Work has begun on the long-awaited second phase of the redevelopment of Sheffield’s iconic Park Hill flats.
Contractors have this week started work on the £30 million renovation of five more flanks of the grade II listed building, which will see developer Urban Splash and Places for People create a further 200 residential properties.
Phase 1 of the huge redevelopment was completed in 2011, and won national recognition for the city by being nominated for the Royal Institute of British Architects (RIBA) Stirling Prize for architecture in 2013.
It is now fully occupied by around 600 people and dozens of businesses and services including marketing consultants Uber, Warp Films, the Grace Owen Nursery School and South Street Cafe.
Mark Latham, regeneration director at Urban Splash, said: “Starting work on Phase 2 is a significant milestone in realising our original ambitions for Park Hill.
“New homes and work spaces mean we can expand the already thriving community here, and it is so gratifying to see the increasing number of events and activities that are organized - and that they include people from the surrounding area too.

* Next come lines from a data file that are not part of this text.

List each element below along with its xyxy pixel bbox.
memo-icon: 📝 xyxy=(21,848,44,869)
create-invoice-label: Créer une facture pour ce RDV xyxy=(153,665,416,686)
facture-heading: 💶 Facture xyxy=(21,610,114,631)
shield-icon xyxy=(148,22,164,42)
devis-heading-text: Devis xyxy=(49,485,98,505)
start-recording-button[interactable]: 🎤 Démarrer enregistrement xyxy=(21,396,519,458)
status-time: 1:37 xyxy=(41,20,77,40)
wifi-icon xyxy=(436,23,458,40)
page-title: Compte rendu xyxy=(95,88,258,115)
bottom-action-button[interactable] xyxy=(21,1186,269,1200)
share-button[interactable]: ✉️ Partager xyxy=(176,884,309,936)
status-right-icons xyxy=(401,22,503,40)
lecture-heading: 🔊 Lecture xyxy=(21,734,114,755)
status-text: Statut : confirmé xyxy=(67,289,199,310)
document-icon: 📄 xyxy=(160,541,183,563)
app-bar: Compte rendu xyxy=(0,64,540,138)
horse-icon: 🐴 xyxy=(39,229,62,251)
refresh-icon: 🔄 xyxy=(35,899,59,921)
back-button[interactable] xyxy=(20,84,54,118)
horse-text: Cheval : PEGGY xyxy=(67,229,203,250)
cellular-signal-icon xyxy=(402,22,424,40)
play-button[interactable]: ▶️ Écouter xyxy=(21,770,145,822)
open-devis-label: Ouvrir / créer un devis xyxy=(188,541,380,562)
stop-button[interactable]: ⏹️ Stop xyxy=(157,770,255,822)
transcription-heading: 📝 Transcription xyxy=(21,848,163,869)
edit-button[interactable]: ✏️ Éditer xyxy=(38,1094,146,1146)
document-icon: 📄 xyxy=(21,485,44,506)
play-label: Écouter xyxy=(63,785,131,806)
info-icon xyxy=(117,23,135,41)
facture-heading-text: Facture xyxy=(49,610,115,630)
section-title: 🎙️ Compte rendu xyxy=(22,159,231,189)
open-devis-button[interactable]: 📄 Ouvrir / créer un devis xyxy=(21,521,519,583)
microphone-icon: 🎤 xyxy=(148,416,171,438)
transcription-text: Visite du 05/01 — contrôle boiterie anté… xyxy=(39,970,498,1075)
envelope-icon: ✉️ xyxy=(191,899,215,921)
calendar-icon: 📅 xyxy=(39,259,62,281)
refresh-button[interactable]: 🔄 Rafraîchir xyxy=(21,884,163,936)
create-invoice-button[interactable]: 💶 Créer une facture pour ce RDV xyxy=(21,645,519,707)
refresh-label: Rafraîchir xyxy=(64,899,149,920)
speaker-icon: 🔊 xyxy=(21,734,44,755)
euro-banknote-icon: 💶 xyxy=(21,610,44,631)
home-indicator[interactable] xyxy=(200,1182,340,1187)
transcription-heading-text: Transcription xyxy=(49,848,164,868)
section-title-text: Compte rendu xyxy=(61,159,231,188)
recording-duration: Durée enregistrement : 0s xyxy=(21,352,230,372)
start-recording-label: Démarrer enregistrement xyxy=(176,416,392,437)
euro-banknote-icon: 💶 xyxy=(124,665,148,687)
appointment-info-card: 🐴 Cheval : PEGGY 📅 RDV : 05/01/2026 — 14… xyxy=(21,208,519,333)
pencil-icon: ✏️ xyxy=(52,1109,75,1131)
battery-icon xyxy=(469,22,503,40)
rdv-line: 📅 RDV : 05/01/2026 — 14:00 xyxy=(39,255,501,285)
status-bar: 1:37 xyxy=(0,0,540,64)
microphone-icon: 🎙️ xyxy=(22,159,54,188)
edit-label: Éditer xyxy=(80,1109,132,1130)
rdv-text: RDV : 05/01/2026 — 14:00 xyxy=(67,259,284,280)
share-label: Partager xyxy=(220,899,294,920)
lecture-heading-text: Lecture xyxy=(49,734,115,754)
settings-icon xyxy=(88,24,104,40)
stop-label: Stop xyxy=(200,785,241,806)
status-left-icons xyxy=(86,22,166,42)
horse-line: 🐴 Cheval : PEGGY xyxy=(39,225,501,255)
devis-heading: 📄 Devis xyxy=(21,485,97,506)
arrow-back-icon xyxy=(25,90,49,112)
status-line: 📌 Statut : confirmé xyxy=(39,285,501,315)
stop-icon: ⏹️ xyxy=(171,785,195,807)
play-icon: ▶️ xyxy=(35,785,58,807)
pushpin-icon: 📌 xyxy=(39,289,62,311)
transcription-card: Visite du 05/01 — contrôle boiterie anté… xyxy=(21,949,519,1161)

“We have been keen to support links with the residents, key stakeholders, city initiatives and festivals, and now we can say that Park Hill is perceived as being part of the city centre and contributing to Sheffield’s economy.”

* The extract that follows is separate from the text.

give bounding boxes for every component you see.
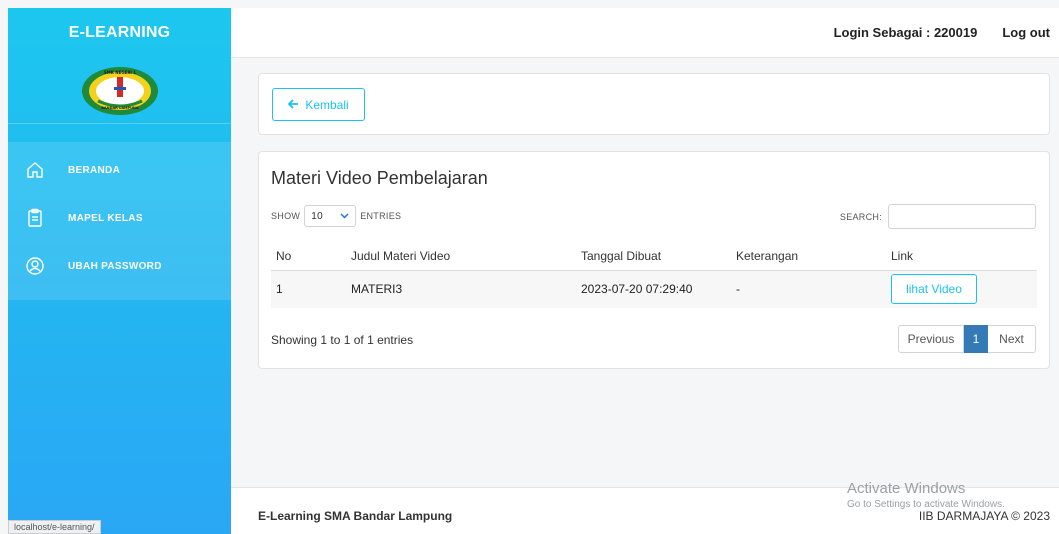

The design work on Phase 2 has been done by architects Mikhail Riches, whose design retains more of the original fabric of the 1960s building than was the case in Phase 1.
The new section is joined to the first phase of the structure by Park Hill’s famous ‘I Love You, Will U Marry Me’ bridge, which Urban Splash highlighted with neon lights as a symbol of the regeneration of the Brutalist landmark and its famous ‘streets in the sky’.
So far, Park Hill’s redevelopment has meant Urban Splash, along with partners Places for People and Great Places, have been able to provide 96 affordable housing apartments and 28 Help to Buy in Phase 1.
Because this is significantly more than the 68 that were originally agreed, they say there will be no affordable or social housing in phase 2, but that this will be reintroduced for phases 4 and 5 of the plan.
The work on phase 2 will take place at the same time as phase 3 of the plan, the creation of 330 student flats in a separate section of the sprawling site off Talbot Road.
The entire redevelopment will eventually include a phase 4 and 5 as well, comprising the blocks nearest Duke Street and at the top of South Street respectively.
The student flats - which will be created in a roughly J-shaped block in the middle of the site - have been designed by Whittam Cox Architects and will cost £20 million.
Urban Splash’s development partner Alumno hope this section will be completed by 2020.
Park Hill was first opened in 1961 as a bold social housing experiment, replacing the area’s former slums with modern, purpose-built apartments with stunning views across the city.
The vertically-stacked streets down which a milk float could be driven were named after the traditional streets they replaced – Gilbert, Hague, Long Henry and Norwich.
The building and its sister structure Hyde Park were for many years a source of real pride for residents, but by the mid-1990s the area had become better known for chronic social problems including poverty, violence and drug abuse.
Most of Hyde Park apart from two blocks were demolished in the early 1990s, but Park Hill remained and was given listed status in 1998 in the hope a developer could be found to renovate the still sound structure.
Urban Splash say they hope the £100 million of investment they have put into Park Hill over the last 10 years will help create a new area for Sheffield city centre in much the same way as the company’s Manchester developments had helped create that city’s trendy Northern Quarter.
Before Christmas, Urban Splash chairman Tom Bloxham revealed his vision for Park Hill was for it to become a ‘really cool’ mid-century modern district on the edge of the city centre.
Phase 1 of the redevelopment has already improved facilities in the area, with better on site landscaping and seating areas, as well as the continued development of South Street Park and its amphitheatre.
It has also brought new cultural attractions like the S1 Artspace where exhibitions about the history of the site and Bauhaus - the artistic movement which inspired its design - have brought hundreds of people to the area.
Late last year, the building was added to Historic England’s Heritage at Risk register, which could allow its owners to explore more funding opportunities to protect its future.